Expone que el procedimiento se inició el 3 de marzo de 2011, habiéndose dictado la sentencia el día 16 de julio de 2019, por lo que ha transcurrido un plazo de más de ocho años, plazo absolutamente injustificado para una causa como la que nos ocupa, limitada al enjuiciamiento de la legalidad de tres sencillos acuerdos municipales y a la legalidad de la percepción de unas indemnizaciones por dietas y kilometraje por importe de 583,30 euros. Señala que tal dilación ha tenido como consecuencia la prolongación de la denominada "pena de banquillo" y "juicio paralelo" lo que le ha supuesto especial perjuicio por ser una persona pública en una población de cuatro mil habitantes.

1. Conforme se exponía en la sentencia núm.169/2019, de 28 de marzo, este Tribunal viene señalando ( sentencias núm. 360/2014 y 364/2018) que, al margen de circunstancias excepcionales que acrediten una efectiva lesión de especial entidad derivada de la dilación, la atenuante de dilaciones indebidas ha de acogerse (más como resumen empírico que como norma de seguimiento) atendiendo al dato concreto de que el plazo de duración total del proceso se extendiera durante más de cinco años, plazo que de por sí se consideraba, en principio, irrazonable y susceptible de atenuar la responsabilidad penal por la vía del artículo 21.6ª del Código Penal.

Como criterios a tener en cuenta en la doctrina del Tribunal Constitucional y en jurisprudencia del Tribunal Supremo para determinar si se han producido o no las dilaciones indebidas, se encuentran: a) la naturaleza y circunstancias del litigio, singularmente su complejidad, debiendo prestarse exquisito cuidado al análisis de las circunstancias concretas; b) los márgenes ordinarios de duración de los litigios del mismo tipo; c) la conducta procesal correcta del demandante, de modo que no se le pueda imputar el retraso; d) el interés que en el proceso arriesgue el demandante y consecuencias que de la demora se siguen a los litigantes; e) la actuación del órgano judicial que sustancia el proceso y consideración de los medios disponibles, etc.
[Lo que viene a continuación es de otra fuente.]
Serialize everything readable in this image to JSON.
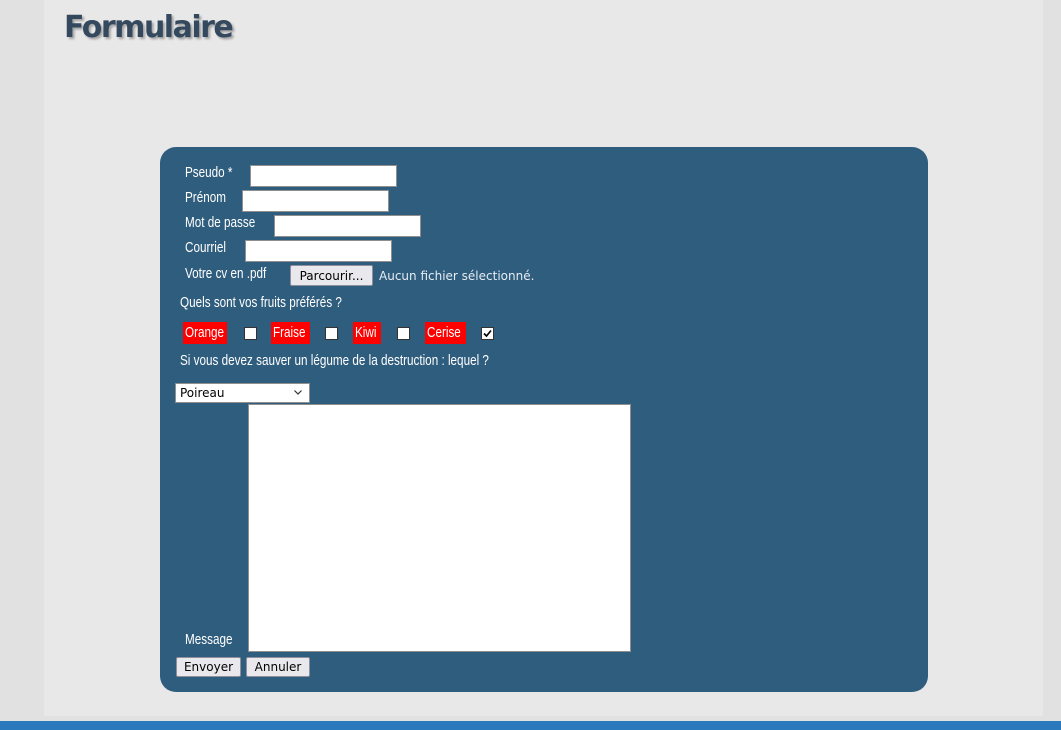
{
  "page": {
    "title": "Formulaire"
  },
  "form": {
    "pseudo_label": "Pseudo *",
    "prenom_label": "Prénom",
    "password_label": "Mot de passe",
    "email_label": "Courriel",
    "cv_label": "Votre cv en .pdf",
    "browse_button": "Parcourir...",
    "no_file_text": "Aucun fichier sélectionné.",
    "fruits_question": "Quels sont vos fruits préférés ?",
    "fruits": [
      {
        "label": "Orange",
        "checked": false
      },
      {
        "label": "Fraise",
        "checked": false
      },
      {
        "label": "Kiwi",
        "checked": false
      },
      {
        "label": "Cerise",
        "checked": true
      }
    ],
    "vegetable_question": "Si vous devez sauver un légume de la destruction : lequel ?",
    "vegetable_selected": "Poireau",
    "message_label": "Message",
    "submit_button": "Envoyer",
    "reset_button": "Annuler"
  },
  "colors": {
    "panel": "#2f5d7e",
    "fruit_highlight": "#ff0000",
    "title": "#34495e",
    "footer_bar": "#2b79bd"
  }
}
Conforme señalábamos en la sentencia núm. 703/2018, de 14 de enero, "el derecho fundamental a un proceso sin dilaciones indebidas, que aparece expresamente reconocido en el artículo 24.2 de la Constitución, no es identificable con el derecho al cumplimiento de los plazos establecidos en las leyes procesales, pero impone a los órganos jurisdiccionales la obligación de resolver las cuestiones que les sean sometidas, y también la de ejecutar lo resuelto, en un tiempo razonable. El artículo 6.1 del Convenio para la Protección de los Derechos Humanos y de las Libertades Fundamentales, se refiere expresamente al derecho de toda persona a que su causa sea oída dentro de un plazo razonable. En función de las alegaciones de quien lo invoca, puede ser preciso en cada caso el examen de las actuaciones. En particular debe valorarse la complejidad de la causa, el comportamiento del interesado y la actuación de las autoridades competentes ( STEDH de 28 de octubre de 2003, Caso González Doria Durán de Quiroga c. España y STEDH de 28 de octubre de 2003, Caso López Sole y Martín de Vargas c. España, y las que en ellas se citan).
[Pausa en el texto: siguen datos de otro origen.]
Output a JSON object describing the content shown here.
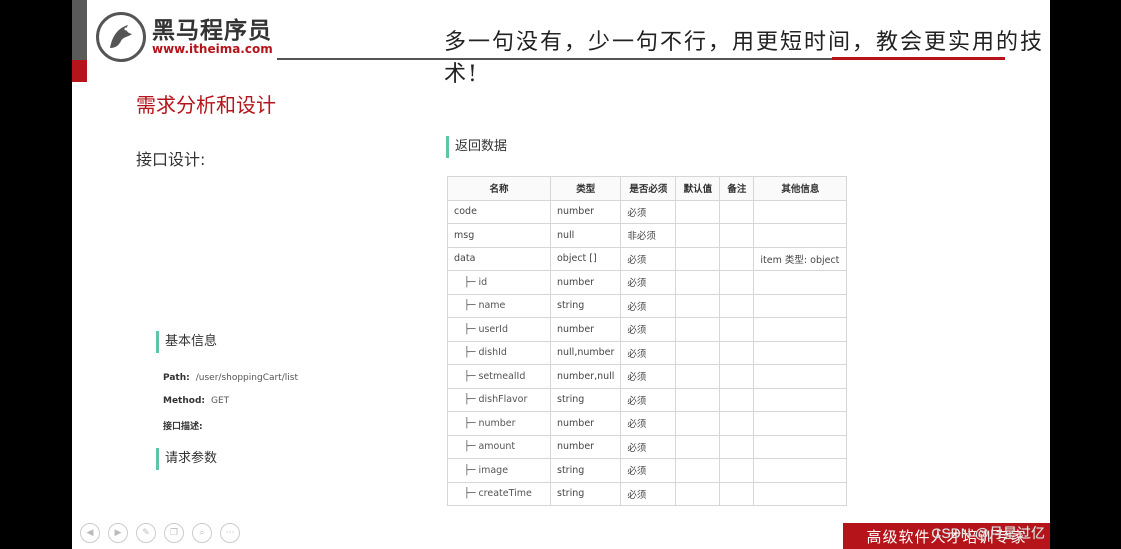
{
  "header": {
    "logo_cn": "黑马程序员",
    "logo_url": "www.itheima.com",
    "slogan": "多一句没有，少一句不行，用更短时间，教会更实用的技术!"
  },
  "title": "需求分析和设计",
  "subtitle": "接口设计:",
  "return_section": {
    "label": "返回数据"
  },
  "basic_section": {
    "label": "基本信息",
    "path_label": "Path:",
    "path_value": "/user/shoppingCart/list",
    "method_label": "Method:",
    "method_value": "GET",
    "desc_label": "接口描述:"
  },
  "request_section": {
    "label": "请求参数"
  },
  "table": {
    "headers": [
      "名称",
      "类型",
      "是否必须",
      "默认值",
      "备注",
      "其他信息"
    ],
    "rows": [
      {
        "name": "code",
        "type": "number",
        "required": "必须",
        "default": "",
        "note": "",
        "other": ""
      },
      {
        "name": "msg",
        "type": "null",
        "required": "非必须",
        "default": "",
        "note": "",
        "other": ""
      },
      {
        "name": "data",
        "type": "object []",
        "required": "必须",
        "default": "",
        "note": "",
        "other": "item 类型: object"
      },
      {
        "name": "├─ id",
        "type": "number",
        "required": "必须",
        "default": "",
        "note": "",
        "other": ""
      },
      {
        "name": "├─ name",
        "type": "string",
        "required": "必须",
        "default": "",
        "note": "",
        "other": ""
      },
      {
        "name": "├─ userId",
        "type": "number",
        "required": "必须",
        "default": "",
        "note": "",
        "other": ""
      },
      {
        "name": "├─ dishId",
        "type": "null,number",
        "required": "必须",
        "default": "",
        "note": "",
        "other": ""
      },
      {
        "name": "├─ setmealId",
        "type": "number,null",
        "required": "必须",
        "default": "",
        "note": "",
        "other": ""
      },
      {
        "name": "├─ dishFlavor",
        "type": "string",
        "required": "必须",
        "default": "",
        "note": "",
        "other": ""
      },
      {
        "name": "├─ number",
        "type": "number",
        "required": "必须",
        "default": "",
        "note": "",
        "other": ""
      },
      {
        "name": "├─ amount",
        "type": "number",
        "required": "必须",
        "default": "",
        "note": "",
        "other": ""
      },
      {
        "name": "├─ image",
        "type": "string",
        "required": "必须",
        "default": "",
        "note": "",
        "other": ""
      },
      {
        "name": "├─ createTime",
        "type": "string",
        "required": "必须",
        "default": "",
        "note": "",
        "other": ""
      }
    ]
  },
  "footer": {
    "banner": "高级软件人才培训专家",
    "watermark": "CSDN @月星过亿"
  },
  "toolbar": {
    "icons": [
      "prev-icon",
      "next-icon",
      "pen-icon",
      "copy-icon",
      "zoom-icon",
      "more-icon"
    ]
  },
  "colors": {
    "accent": "#b5141a",
    "section_bar": "#5fc4a8"
  }
}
En la regulación expresa que de esta causa de atenuación aparece en el artículo 21.6ª del Código Penal tras la reforma operada por la Ley Orgánica 5/2010, se exige para su aplicación con efectos de atenuante simple que se trate de una dilación extraordinaria e indebida en la tramitación del procedimiento, lo que excluye los retrasos que no merezcan estas calificaciones; y, además, que no sea atribuible al propio inculpado y que no guarde proporción con la complejidad de la causa.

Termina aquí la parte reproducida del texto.